Id. at 480, 130 N.W. at 67.  Pew’s survey utilized an apportionment method for dealing with the plat errors and that allocated the error proportionally to all of the lots on the block.

            The court in Barrett discussed the apportionment rule, holding that it was applicable to “tracts of land subdivided into smaller tracts of specified and uniform dimensions.”   Id. at 485, 130 N.W. at 69.  To apportion the error in the original plat among all the lots corrects the error in the original plat in a manner that makes all lots responsible.  In Barrett, all the lots had a frontage of 25 feet, except one that had a frontage of 75 feet.  Because all the lots were uniform except for the last lot, the Barrett court concluded it was a remnant lot and thus would sustain the burden of the error in the original plat.  Id.

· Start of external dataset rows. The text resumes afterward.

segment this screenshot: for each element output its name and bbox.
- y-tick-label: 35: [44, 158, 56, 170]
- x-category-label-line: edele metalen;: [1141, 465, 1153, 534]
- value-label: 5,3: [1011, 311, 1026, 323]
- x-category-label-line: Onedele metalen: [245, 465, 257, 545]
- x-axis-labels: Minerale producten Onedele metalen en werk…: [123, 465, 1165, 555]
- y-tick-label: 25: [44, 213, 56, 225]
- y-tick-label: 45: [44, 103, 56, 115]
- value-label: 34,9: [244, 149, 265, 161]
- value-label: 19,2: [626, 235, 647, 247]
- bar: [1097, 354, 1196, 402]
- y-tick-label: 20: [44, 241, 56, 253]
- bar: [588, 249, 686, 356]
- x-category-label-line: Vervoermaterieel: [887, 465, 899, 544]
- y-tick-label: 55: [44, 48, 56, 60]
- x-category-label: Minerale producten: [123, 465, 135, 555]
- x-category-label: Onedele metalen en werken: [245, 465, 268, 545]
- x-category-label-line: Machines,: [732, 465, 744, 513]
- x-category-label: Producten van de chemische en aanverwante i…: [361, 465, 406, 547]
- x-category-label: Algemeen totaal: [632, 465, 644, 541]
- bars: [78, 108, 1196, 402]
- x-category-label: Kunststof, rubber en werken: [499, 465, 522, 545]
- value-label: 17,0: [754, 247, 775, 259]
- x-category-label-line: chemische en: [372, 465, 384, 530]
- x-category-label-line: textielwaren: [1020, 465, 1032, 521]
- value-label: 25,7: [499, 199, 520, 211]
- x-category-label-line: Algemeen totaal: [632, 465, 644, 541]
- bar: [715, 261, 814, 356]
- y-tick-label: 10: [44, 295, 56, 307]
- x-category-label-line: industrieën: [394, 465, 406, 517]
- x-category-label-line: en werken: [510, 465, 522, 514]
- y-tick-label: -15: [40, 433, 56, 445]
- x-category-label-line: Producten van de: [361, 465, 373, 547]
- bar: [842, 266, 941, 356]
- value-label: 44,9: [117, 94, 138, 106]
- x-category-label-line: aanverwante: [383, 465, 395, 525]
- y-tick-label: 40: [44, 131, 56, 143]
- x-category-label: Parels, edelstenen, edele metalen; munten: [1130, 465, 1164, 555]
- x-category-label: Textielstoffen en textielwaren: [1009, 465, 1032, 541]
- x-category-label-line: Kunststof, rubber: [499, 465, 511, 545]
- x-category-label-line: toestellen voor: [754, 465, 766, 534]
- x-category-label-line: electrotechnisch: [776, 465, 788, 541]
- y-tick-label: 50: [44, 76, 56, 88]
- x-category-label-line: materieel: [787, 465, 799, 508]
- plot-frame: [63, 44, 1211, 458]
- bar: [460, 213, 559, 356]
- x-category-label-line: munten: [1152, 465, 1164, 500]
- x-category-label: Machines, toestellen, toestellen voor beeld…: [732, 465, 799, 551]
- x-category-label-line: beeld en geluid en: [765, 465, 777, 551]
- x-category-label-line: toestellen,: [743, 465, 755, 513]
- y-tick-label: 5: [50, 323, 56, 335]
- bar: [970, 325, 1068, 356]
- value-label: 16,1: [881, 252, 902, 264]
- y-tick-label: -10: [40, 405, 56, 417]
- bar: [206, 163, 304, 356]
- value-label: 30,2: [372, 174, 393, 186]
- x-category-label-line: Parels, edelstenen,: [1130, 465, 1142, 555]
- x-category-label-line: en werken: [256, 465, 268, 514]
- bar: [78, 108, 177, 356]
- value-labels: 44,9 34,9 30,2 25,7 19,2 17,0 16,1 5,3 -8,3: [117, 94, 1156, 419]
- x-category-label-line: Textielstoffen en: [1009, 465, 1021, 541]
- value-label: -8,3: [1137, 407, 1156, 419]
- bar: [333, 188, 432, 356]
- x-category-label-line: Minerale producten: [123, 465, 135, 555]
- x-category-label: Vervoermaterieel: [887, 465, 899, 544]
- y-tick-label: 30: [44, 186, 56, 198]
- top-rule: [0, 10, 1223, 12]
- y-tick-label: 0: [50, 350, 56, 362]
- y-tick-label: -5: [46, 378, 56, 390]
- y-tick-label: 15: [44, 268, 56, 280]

In this case, the lots, like those in Barrett, are not uniform in dimension.  Lots one and eleven, like the remnant lot in Barrett, do not have even footage along the abutting streets.  Accordingly, the evidence does support a finding that lots one and eleven are remnant lots and we conclude that the district court did not err when it applied the remnant rule to the facts at hand.

Affirmed.

 



*  Retired judge of the district court, serving as judge of the Minnesota Court of Appeals by appointment pursuant to Minn. Const. art. VI, § 10.

 

** Retired judge of the Minnesota Court of Appeals, serving by appointment pursuant to Minn. Const. art. VI, § 10.